Советское «моно», кстати, страшно усилилось в послевоенное время. Человек, вернувшийся с войны и ее переживший, более был склонен к независимости поведения, чем даже человек горбачевского времени! Но Сталин это пресек, и люди соучаствовали в пресечении. Шло чудовищное, злодейски гениальное по уплотненности сроков, по средствам осуществления подавление в человеке всего независимого, несовпадающего, самостоятельного. Зато при этом его возвеличивали! Одних топтали, а «нашего человека» возвеличивали. Уничтожали в 1940-е не миллионы людей, как в 1930-е, – лишь единицы были затоптаны. Зато народную массу ежедневно возвеличивали. До войны ты бы не увидел плаката «Слава советскому народу!». Такого в СССР нигде не было и быть не могло. Такое даже не приходило в голову.
1930-е годы несли кошмары, затрагивающие миллионы людей. Но в 1940-е уже не потребовалось затронуть всех, чтобы добиться большего эффекта, чем тогда. Комбинация растаптывания с возвеличиванием. Причем возвеличиванием ежедневным, малозаметными инъекциями.
– В чем-то аналогичный процесс идет в последние годы при нулевом уровне репрессий, что поразительно. Вроде нет прямого давления, но вырастает эта «монизация». Ты не видел, а тут недавно по телевизору Фазиль Искандер выступал. Насчет договора об общественном согласии говорит – о да, замечательная вещь, но нам нужно другое. Нужно, чтобы президент не реже двух раз в месяц прямо общался с народом. Пускай по 10–15 минут, но чтобы народ почувствовал – в стране есть главный человек!
– Все сплошь обезумели. Шел гулять, и вдруг заполучил меня Зиновий Гердт. Милый, остроумный человек. Стали разговаривать, как на его руках умирал Давид Самойлов, об Иосифе Уткине… Потом приглашает зайти. Зашел, сел с ним за столик, и выяснилось, что у него день рождения! Жена заставила чистить яблоки. Остроумный, очень сохранившийся человек. Но с радиотелефоном – день рождения, звонки. И тут говорит мне: звонили, поздравляли от Черномырдина! Говорит он это не иронически, нет – проникновенно! Я ему: то есть, получается, вам даже не сам Черномырдин звонил? Единообразный мир приносит душевный комфорт. Прежде всякий мерзавец тебе указывал, что и как ты должен изображать, причем заданным набором букв, – ты страдал, возмущался… а почему? Потому что сам сумел бы лучше изобразить то, что им надо! По собственному усмотрению.

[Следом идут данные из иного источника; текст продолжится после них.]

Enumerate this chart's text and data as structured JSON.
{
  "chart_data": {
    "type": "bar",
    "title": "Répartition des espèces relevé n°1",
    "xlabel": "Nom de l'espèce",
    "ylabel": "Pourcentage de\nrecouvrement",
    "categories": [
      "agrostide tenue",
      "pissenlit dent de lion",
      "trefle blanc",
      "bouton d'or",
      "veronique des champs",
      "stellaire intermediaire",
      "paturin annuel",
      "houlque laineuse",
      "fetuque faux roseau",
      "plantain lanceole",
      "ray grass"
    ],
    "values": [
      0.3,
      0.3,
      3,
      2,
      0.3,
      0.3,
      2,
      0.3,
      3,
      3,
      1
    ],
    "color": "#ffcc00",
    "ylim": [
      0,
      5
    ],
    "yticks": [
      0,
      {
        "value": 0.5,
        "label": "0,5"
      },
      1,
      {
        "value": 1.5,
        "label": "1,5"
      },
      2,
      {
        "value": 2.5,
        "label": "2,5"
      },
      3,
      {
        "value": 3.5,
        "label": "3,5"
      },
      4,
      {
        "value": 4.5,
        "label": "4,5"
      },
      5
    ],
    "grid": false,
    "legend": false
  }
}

Я не знаю, на каком психиатрическом языке можно описать нынешнюю картину. Тиражированные люди разбежались во все стороны, продолжая талдычить со страстью: все только так, а не иначе! Неусредненный человек свою неусредненность реализует в формах, которые воспринимаются им как единственно возможные. Будь он тусовщик, интеллигент или миллионер. А отсюда все чудовищности, когда страну поделили на реформаторов и мерзавцев. Реформаторы говорят с нами так, будто слово «реформа» несет в себе точно выясненное, упорядоченное содержание. Что очень способствует выдвижению среди этих людей соответствующего типа во власть.
– У этого штамма сознания еще интересное свойство – оно оборотничает. Оно существует в бесконечной череде инверсий. Во всякий момент сознанию видим один фрагментарный участок, типа твоего
– Совершенно верно. И обрати внимание: вся терминология при этом моментально меняется, весь обиход слововыражения. Интеллигенты каждый день меняют словоупотребление! Не прошло с «красно-коричневыми» – всё, как в прорубь опустили этих «красно-коричневых», нет их. Теперь «надо уважать парламент». Зато воскрес старый идиотизм:
Я вчера смотрел фильм – поет Высоцкий. Фрагментами только слушал. Ну хоть кто-нибудь скажет по-человечески о Высоцком? Человека выбрасывали из среды, не признавали поэтом, он слыл у них чем-то второсортным. И выразил тоску и страдание миллионов людей – не заигрывая с ними, им не подыгрывая. Наоборот, говоря им горькие и злые вещи. Потому что не устраивает этих интеллигентов, когда разговаривают таким языком.
– Так вот они съедят и Ельцина, вслед Горбачеву. И скажут: ведь вы же сами этого хотели, вы же нам его критиковали.
– Конечно, Ельцин же дирижировал оркестром! Что президент расстреливал из танков, это им ничего. Но что оркестром в Берлине и в пьяном виде – кошмар! Такого мы пережить не можем!